Volgens Van Dale betekent goede trouw ‘oprechtheid van mening of bedoeling bij een overeenkomst of ter zake van een rechtspositie’. Het is dus in eerste instantie een juridisch begrip. Met zijn aforisme lijkt Vauvenargues te suggereren dat je de zuiverheid van de motieven van een filosoof kunt afleiden uit de duidelijkheid van zijn uitspraken.
Tevens verschenen op de Filosofiekalender © Veen Media
Indien uw verlangen uitgaat naar wijsbegeerte, bereid u er dan van meet af aan op voor dat men u zal uitlachen …
Epictetus in Encheiridion (22) (vertaling Stichting Ars Floreat – www.arsfloreat.nl)
De filosoof Epictetus (ca 50–130 n.C.) werd aanvankelijk als slaaf uit Hiërapolis (Zuidwest-Anatolië) naar Rome gebracht. Na zijn vrijlating onderwees hij de filosofie van de Stoa (die al uit de derde eeuw v.C. stamt) in zijn eigen school, eerst in Rome en later in Nikopolis en Griekenland. Hij waarschuwt ons dat je je er als wijsgeer op moet instellen dat je door velen zult worden bespot als je je als zodanig afficheert. Je moet je daar echter niets van aantrekken en vasthouden aan de principes die je juist acht ‘alsof ge door de godheid op uw plaats gesteld waart’. Als je dat doet, zul je uiteindelijk worden bewonderd. ‘Indien ge echter zwakker zijt dan zij, zult ge dubbel zo hard uitgelachen worden.’
In hemel en aarde is méér, Horatio, dan waar je wijsbegeerte van durft dromen.
William Shakespeare in Hamlet, Eerste bedrijf, Vijfde toneel (ca. 1602, 2007)

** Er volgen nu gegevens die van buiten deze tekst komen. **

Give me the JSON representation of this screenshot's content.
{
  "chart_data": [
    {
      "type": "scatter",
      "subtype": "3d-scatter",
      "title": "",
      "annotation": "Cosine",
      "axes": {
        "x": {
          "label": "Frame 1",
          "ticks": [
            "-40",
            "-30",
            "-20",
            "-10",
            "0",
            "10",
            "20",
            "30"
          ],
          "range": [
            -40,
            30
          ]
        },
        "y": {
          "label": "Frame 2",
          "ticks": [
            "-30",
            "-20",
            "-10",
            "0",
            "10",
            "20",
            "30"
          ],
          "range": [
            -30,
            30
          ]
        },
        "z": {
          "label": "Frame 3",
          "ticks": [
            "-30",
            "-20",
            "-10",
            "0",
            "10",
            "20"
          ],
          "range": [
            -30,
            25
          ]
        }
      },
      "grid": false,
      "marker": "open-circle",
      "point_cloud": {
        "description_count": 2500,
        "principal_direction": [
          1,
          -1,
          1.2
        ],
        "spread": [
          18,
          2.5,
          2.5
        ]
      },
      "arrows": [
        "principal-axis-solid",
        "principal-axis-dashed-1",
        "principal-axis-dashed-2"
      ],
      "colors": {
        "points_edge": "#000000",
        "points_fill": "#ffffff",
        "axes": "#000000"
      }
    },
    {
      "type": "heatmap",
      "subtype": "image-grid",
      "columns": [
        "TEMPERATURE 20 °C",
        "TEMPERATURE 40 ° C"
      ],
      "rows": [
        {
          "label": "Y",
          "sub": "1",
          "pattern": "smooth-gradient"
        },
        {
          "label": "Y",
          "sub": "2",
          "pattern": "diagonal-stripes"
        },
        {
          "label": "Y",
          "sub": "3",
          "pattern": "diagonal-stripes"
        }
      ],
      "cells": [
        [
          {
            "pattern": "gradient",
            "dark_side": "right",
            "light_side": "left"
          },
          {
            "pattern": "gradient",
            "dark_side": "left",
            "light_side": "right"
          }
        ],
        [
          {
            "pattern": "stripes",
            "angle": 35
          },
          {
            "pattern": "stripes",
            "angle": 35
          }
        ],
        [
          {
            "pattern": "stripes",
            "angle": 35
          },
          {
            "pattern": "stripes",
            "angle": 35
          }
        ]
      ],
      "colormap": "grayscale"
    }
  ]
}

Hoewel dit beroemde toneelstuk vol ‘actie’ zit, wordt het wel beschouwd als het meest filosofische dat William Shakespeare schreef. Hamlet, ‘de mijmeraar over de lotsbestemming van de mens’ (Willy Courteaux), blijft ook nadat er bibliotheken over zijn volgeschreven een groot raadsel, ‘de Mona Lisa van de literatuur’ (T.S. Eliot).
In het stuk speelt Horatio, de beste vriend van Hamlet, een belangrijke rol als de rationalist die garant staat voor de realiteit van de geest (van Hamlets vader) die komt vertellen dat hij is vermoord door zijn broer.
Hamlet spreekt zijn sceptische studievriend dus aan op diens ‘wijsbegeerte’, die geen plaats zou laten voor … ja, voor wat eigenlijk. De Engelse tekst luidt: There are more things in heaven and earth, Horatio, than are dreamt of in your philosophy. Volgens Charivarius (in Is dat goed Nederlands?, 1940) wordt dit ten onrechte wel vertaald als ‘Er is meer tussen hemel en aarde dan uw filosofie vermoedt’, waarvan het eerste deel een vaste uitdrukking is geworden. Charivarius vindt het dan echter een banaliteit worden: ‘uw filosofie kan niet alles tussen het uitspansel en de grond verklaren.’ In het origineel wordt echter het voorzetsel ‘in’ gebruikt, en daarmee is het niet langer banaal: ‘Er zijn meer bovenaardse en aardse dingen dan uw filosofie bevroedt.’
Tevens verschenen op de Filosofiekalender © Veen Media
Het Universum is immens groot.
A.N. Whitehead in Essays in science and philosophy (1947)
Dat het Universum immens groot is, zegt de Britse filosoof en wiskundige Alfred North Whitehead (1861-1947) twee keer. Na de eerste keer spreekt hij zijn verbazing uit over het ‘zelfvoldane dogmatisme’ waarmee de mensheid in ieder tijdperk van haar geschiedenis weer meent dat de eigen manieren om kennis te vergaren afdoende zijn om alles te weten te komen. Sceptici en gelovigen zijn daarin precies hetzelfde. Whitehead vindt dat in onze moderne tijd de wetenschappers en de sceptici de toonaangevende dogmatici zijn. Je mag van hen wel kleine stapjes zetten op detailniveau, maar fundamentele nieuwe ideeën zijn verboden. ‘Dit dogmatische, gezonde verstand betekent het einde van ieder filosofisch avontuur. Het Universum is immens groot.’
Tevens verschenen op de Filosofiekalender © Veen Media
Een haastige man moet niet op de trage ezel van de filosofie rijden.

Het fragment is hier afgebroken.